Als neuer Intendant des Ungarischen Nationaltheaters wurde der Orban-Intimus Attila Vidnyánszky schon heftigst angefeindet, im Interview mit Esther Slevogt spricht er in der Nachtkritik über seine Anfänge bei einer transkarpatischen Theatertruppe, den ungarischen Kulturkampf und seine Sicht auf das Theater: "Der Großteil der Produktionen der heute ausschlaggebenden Künstlertheater bei uns ist aus meiner Sicht viel zu sehr im Schlamm der Wirklichkeit steckengeblieben... Das Theater, das die Wirklichkeit nur als aussichtslos, schlecht und schmutzig, den Menschen als klein und hilflos darstellt, stört mich nicht allein, weil ich diese Einseitigkeit der Sichtweise nicht besonders interessant finde, sondern auch deshalb, weil es ein falsches Bild zeigt.
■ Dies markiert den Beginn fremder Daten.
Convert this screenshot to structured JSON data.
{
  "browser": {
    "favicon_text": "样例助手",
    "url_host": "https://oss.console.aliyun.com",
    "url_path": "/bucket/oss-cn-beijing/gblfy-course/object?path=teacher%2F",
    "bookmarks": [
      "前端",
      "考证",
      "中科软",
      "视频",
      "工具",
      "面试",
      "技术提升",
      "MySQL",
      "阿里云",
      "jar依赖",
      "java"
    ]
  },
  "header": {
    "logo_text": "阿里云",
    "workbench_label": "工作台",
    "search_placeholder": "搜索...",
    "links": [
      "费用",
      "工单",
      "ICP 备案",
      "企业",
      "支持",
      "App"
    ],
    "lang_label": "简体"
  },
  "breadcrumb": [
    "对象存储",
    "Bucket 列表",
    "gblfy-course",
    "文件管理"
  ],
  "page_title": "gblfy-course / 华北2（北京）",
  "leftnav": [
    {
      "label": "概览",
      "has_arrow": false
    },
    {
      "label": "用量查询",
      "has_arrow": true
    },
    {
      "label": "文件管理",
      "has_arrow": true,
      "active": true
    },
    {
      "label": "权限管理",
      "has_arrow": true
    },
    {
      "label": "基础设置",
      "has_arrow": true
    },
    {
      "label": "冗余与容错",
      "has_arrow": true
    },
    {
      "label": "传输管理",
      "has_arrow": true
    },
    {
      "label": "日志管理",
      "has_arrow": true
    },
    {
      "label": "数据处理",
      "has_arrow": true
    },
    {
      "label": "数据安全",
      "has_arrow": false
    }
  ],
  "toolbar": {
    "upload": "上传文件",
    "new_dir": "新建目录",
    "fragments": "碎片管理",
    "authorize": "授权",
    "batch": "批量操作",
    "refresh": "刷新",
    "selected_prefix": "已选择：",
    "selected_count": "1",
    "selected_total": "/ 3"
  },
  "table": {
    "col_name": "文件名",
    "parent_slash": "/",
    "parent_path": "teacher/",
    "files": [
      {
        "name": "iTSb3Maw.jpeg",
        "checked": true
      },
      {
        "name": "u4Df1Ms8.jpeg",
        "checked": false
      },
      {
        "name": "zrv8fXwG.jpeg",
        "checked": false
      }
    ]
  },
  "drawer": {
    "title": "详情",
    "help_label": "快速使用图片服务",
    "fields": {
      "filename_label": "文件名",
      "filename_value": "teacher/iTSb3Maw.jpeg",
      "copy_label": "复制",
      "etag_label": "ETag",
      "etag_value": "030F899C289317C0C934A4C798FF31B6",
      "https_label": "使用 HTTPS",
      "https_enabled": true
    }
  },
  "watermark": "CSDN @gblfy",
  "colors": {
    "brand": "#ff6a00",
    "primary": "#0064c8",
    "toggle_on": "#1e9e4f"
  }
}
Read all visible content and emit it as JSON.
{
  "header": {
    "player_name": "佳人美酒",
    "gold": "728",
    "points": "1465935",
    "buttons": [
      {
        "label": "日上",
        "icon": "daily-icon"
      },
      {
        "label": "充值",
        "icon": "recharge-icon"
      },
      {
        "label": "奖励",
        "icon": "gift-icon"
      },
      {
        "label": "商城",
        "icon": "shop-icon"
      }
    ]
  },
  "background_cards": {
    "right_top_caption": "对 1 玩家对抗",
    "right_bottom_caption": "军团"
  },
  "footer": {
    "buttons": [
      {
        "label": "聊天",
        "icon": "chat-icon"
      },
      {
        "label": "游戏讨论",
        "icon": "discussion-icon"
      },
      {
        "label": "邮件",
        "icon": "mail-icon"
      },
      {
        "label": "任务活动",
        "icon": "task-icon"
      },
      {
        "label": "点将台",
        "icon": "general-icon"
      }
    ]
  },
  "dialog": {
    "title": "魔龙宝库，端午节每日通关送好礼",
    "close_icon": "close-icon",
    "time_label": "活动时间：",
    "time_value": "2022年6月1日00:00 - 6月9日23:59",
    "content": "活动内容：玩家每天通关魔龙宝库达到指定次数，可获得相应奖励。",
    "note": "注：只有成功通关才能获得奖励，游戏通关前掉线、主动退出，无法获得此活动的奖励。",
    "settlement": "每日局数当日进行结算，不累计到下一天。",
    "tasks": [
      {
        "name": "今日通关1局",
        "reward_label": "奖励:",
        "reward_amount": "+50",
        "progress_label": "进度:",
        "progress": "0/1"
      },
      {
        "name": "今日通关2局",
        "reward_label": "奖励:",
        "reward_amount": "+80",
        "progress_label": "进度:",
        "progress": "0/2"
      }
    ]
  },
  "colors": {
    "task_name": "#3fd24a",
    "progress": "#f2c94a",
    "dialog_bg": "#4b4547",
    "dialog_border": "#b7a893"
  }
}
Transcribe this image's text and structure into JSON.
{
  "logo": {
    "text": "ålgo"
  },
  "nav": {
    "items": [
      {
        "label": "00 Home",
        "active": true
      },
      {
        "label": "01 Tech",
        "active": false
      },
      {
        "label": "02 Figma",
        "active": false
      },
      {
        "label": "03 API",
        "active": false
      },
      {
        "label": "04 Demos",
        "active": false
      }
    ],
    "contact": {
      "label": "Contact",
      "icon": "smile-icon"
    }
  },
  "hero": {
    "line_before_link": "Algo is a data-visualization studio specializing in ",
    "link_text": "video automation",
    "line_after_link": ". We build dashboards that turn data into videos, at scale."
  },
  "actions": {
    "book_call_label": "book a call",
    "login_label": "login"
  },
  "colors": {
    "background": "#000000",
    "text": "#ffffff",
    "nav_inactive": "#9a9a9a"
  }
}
Denn dabei wird vergessen, dass jeder einzelne Mensch in seinem Leben einen heldenhaften und gigantischen Kampf führt und dass die Geschichten dieses Kampfes in ihrer Einfachheit herrlich sind."

Traumhaft schön: Das neue Lied von David Lynch und Lykke Li - mit einer Autofahrt über den Lost Highway ins Dunkel der Nacht:

Welt, 12.06.2013

Im Forum spottet Henryk M. Broder über eine jetzt erscheinende Studie zur Nazivergangenheit des Justizministeriums, die mit anderen Studien dieser Art gemein hat, dass sie von längst Verschiedenen (und doch immer gleichen) handelt. Und Rainer Haubrich verteidigt das nun vor der Rekonstruktion stehende Stadtschloss. Im Feuilleton sinniert Michael Pilz über die Frage, was es mit Pop-Verkleidungen bei Bands wie Kiss (die noch existieren) oder Daft Punk auf sich hat. Wolf Lepenies amüsiert sich über die Académie française, die sich mit Händen und Füßen dagegen wehrt, dass Englisch als Unterichtssprache an französischen Hochschulen zugelassen wird. Sven Felix Kellerhoff berichtet, das Tagebücher des Obernazis Alfred Rosenberg wieder aufgetaucht seien (Fälschung ausgeschlossen). Vorabgedruckt wird ein bisher unveröffentlichtes Gespräch mit Friedrich Kittler, der heute siebzig Jahre alt geworden wäre. Und Alan Posener polemisiert in seiner Kolumne "J'Accuse" Bändchen des Theologen Thomas Kaufmann über den knapp 500 Jahre alten Luther, das im gerade 250-jährigen Verlag C.H. Beck erschienen ist.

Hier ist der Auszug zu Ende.